Science Projects And Inventions

Reaper

Before American Cyrus McCormick (1809-1884) invented the reaper, crops were tediously gathered by hand, usually with the aid of a hand-swung scythe. Often landowners were limited by what they could reap in the fall rather than by the size of their land or the amount of seed that could be sown in the spring,

McCormick's father had started to work on the design of a "reaper," a horsedrawn machine that could automatically cut and bundle corn, but he was unsuccessful and passed his researches over to his son. Cyrus McCormick's reaper design of 1831 had a frame that he would place over himself and his horse to stabilize the contraption while its large, mechanical, armlike cutters would cut the crop.

McCormick was not happy with his first design and delayed obtaining a patent until 1834, when a rival reaper inventor appeared in Maryland. However, the reaper did not catch on, even when McCormick had improved its weight, efficiency, and reliability, and even added an ability to bundle. Farmers were wary of change, and there were almost no sales in a decade.

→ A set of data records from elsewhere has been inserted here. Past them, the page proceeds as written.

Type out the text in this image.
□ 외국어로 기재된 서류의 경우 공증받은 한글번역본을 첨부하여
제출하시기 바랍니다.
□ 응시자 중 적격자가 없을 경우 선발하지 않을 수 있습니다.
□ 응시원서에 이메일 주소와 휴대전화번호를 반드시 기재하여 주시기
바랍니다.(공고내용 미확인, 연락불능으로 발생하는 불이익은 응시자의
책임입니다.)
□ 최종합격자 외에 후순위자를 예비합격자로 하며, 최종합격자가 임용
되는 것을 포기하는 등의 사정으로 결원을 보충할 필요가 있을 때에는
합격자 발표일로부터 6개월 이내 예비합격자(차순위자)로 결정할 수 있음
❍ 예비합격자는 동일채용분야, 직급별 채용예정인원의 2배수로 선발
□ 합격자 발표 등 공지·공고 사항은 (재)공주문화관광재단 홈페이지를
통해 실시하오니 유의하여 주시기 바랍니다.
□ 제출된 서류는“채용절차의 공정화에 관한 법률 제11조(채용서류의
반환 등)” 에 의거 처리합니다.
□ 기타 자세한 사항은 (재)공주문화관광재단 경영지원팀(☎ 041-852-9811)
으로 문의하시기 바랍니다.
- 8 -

Eventually, however, the demand became so great that manufacturing had to move from McCormick's blacksmith shop to a factory in Chicago. The inventor grasped the international market by winning the most prestigious prize at the industrial exhibition at Crystal Palace, London, in 1851. At first the British laughed at his clumsy machine, but when they saw how efficiently it could cut crops, many rushed to place orders with the McCormick Harvesting Machine Company.

Many decades later, improvements to the reaper and the addition of first steam power and then an engine led to the modern combine harvester, which revolutionized farming in the twentieth century.